Über deren Stand bin ich als erstes wirklich ernsthaft "gestolpert", da stand dein offener A21SE, der gleich meinen Blick gefangen nahm. Es waren auch kundige Mitarbeiter anwesend und ich konnte ein wenig von meinem letzten Kunden-Auftrags-Gerät schwärmen. Denn nur ein paar Wochen zuvor hatte ich einen A21a in der Werkstatt, der das komplette Programm zur Verschleiß-Beseitigung bekommen hatte - der war im Probelauf wirklich allererste Sahne gewesen. Und gerade am Vortag hatte ich in eine Veröffentlichung von Linsley Hood aus der "Wireless World" 1969 hinein gelesen, die mir ein Kollege aus Berlin als weiterführende PDF-Datei mitgebracht hatte, enthalten auch etliche Folge-Projekte. Da war mir recht klar geworden, auf welchen Forschungen das Sugden-Class-A-Design ursprünglich beruht hatte. Der Probelauf des A21a hatte mir mal wieder klar gemacht, warum man bei diesem Konzept geblieben war, trotzdem es verschwenderisch und völlig unsymmetrisch ist. Es kamen am Stand auch noch andere Punkte zur Debatte: trotz großer Hitze am Kühlkörper halten diese Geräte oft Jahrzehnte ohne jeden Eingriff durch. Das eine wie das andere sind Ergebnis einer gewissen Einfachheit und Geradlinigkeit in Schaltung und Aufbau. Und was mir mit dem aktuellen Gerät ins Auge stach:

Die Verarbeitung ist klar besser geworden, kleine Schwachpunkte wie die waagrechten Kühlrippen des A21a sind beseitigt, die Gehäuse-Qualität wirkt um Welten besser aus als früher - wobei ich mir die Bemerkung nicht verkneifen konnte, dass das auf Fotos nicht so gut ankommt, wie am echten Gerät. Dicke Alu-Fronten gibt es inzwischen an jedem China-Böller, wenn man also nur eine Abbildung des neuen A21SE sieht, beschleicht einen leicht der Eindruck, hier könnte es sich um einen ebensolchen "Blender" handeln. Hat man dagegen den Einblick ins echte Gerät und die griffige Haptik vor sich, gewinnt man einen rundum soliden Eindruck.

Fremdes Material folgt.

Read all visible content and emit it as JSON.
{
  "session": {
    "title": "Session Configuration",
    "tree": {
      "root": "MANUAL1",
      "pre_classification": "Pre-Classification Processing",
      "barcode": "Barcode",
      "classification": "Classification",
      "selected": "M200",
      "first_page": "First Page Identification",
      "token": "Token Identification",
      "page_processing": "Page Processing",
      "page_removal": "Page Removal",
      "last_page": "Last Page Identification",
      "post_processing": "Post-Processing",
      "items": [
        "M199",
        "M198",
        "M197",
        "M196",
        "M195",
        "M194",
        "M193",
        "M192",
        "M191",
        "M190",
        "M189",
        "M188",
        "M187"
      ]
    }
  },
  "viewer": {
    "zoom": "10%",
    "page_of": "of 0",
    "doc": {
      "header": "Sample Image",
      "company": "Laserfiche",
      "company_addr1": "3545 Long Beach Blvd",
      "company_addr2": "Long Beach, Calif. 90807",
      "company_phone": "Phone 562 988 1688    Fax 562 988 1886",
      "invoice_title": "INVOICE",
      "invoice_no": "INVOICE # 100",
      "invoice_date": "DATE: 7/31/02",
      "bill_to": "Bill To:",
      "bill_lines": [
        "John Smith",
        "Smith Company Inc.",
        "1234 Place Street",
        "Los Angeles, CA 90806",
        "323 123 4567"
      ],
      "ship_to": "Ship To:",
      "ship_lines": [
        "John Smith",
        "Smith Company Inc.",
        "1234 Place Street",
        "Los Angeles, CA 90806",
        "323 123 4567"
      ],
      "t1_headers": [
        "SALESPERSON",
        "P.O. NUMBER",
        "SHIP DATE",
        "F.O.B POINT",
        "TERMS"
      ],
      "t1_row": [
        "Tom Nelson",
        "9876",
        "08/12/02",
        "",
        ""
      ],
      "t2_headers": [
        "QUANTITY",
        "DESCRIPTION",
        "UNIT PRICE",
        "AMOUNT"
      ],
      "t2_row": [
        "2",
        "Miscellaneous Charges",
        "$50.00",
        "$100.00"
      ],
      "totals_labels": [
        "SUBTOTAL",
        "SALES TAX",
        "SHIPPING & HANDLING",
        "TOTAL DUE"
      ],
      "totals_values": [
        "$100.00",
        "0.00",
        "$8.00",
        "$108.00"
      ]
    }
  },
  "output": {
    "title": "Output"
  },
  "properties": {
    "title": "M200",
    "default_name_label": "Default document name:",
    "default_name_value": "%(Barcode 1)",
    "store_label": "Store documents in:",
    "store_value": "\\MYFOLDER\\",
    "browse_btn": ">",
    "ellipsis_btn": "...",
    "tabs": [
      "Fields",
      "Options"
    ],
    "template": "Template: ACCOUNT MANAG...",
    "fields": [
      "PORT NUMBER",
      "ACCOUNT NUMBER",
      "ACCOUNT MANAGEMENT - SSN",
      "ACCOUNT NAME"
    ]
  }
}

Wobei erkennbar an der Schaltung kaum geändert wurde, gutes Material, gute Entkopplung der Platinen von den heißen Kühlkörpern, weit logischere Verschraubung als früher, klar reparabel aufgebaut, keine Eintagsfliege, sondern ein nachhaltiges Produkt. Auch der erfragte Preis ist angemessen. Denn was bei diesem Konzept auffällt (so kenne ich es vom Vorgänger), ist die völlige Abwesenheit von hörbaren Endstufen-Verzerrungen - das hat das Gerät mit jeder guten Röhre und vielen Musical-Fidelities gemeinsam. Hier allerdings kommt noch eine Selbstverständlichkeit ins Spiel, die viele Mitbewerber nur schwer erreichen.

Manger

Diese Firma hatte mir seit letztem Jahr keine Ruhe gelassen. Auch dieses Jahr habe ich mich vom Wesen dieser Schallwandler wieder faszinieren lassen - und einmal mehr kam der Wunsch auf, da mal an der Kombination mit entsprechender Wandlung und Verstärkung zu experimentieren. Ein kurzes Gespräch mit der Chefin kam auch zustande - mich hatte interessiert, wie denn eigentlich der Impedanz- und Phasengang dieser Struktur aussieht, also wie mehr oder weniger problematisch sich das Chassis aus Sicht des treibenden Verstärkers verhält. Was ich vermutet hatte, wurde bestätigt: im vorgesehenen Spektrum verhält sich der Wandler weitgehend als reiner Widerstand ohne Phasen-versetzte Blind-Ströme. Zahmer geht es für einen daran angeschlossenen Verstärker eigentlich nicht. Ein Grund mehr, damit mal das Mögliche zu versuchen. Und ich vermute, dass ein solcher Lautsprecher auch ein wesentliches Werkzeug zur Erprobung und Demonstration für mich werden könnte. Frau Manger hat angedeutet, sie könne mir da nach der Messe für ein Einzel-Projekt eventuell sogar eine kleine Hilfestellung anbieten.

Soekris

Das war am Nachmittag mein "Zufallstreffer", eigentlich der Tagesordnungspunkt, für den sich die gesamte Anreise gelohnt hat. In den Stand bin ich nur so rein gestolpert um staunend festzustellen, dass der Untergang der Parallel-Audio-DACs in Form von Industrie-ICs hier vielleicht nicht die erste Gegenwehr hervor bringt, aber dieses Mal eine bezahlbare und sehr sehr ausgefeilte. Ausgestellt waren ein paar unscheinbar kleine Fertig-Geräte, ich durfte mal in einen DAC1541 hinein hören und war von der Sauberkeit schlicht begeistert (und nach dem Kopfhörer muss ich noch mal fragen, der war genauso überzeugend). Der anwesende Entwickler war äußerst kompetent, umgehend waren wir bei der Motivation für derartige Entwicklung - das Aussterben sämtlicher R2R-DACs in integrierter Form. Als ich ansprach, dass ich PCM1704 bunkere, kam gleich ein Hinweis auf die Datenblatt-Darstellung der Kleinsignalfähigkeiten :-)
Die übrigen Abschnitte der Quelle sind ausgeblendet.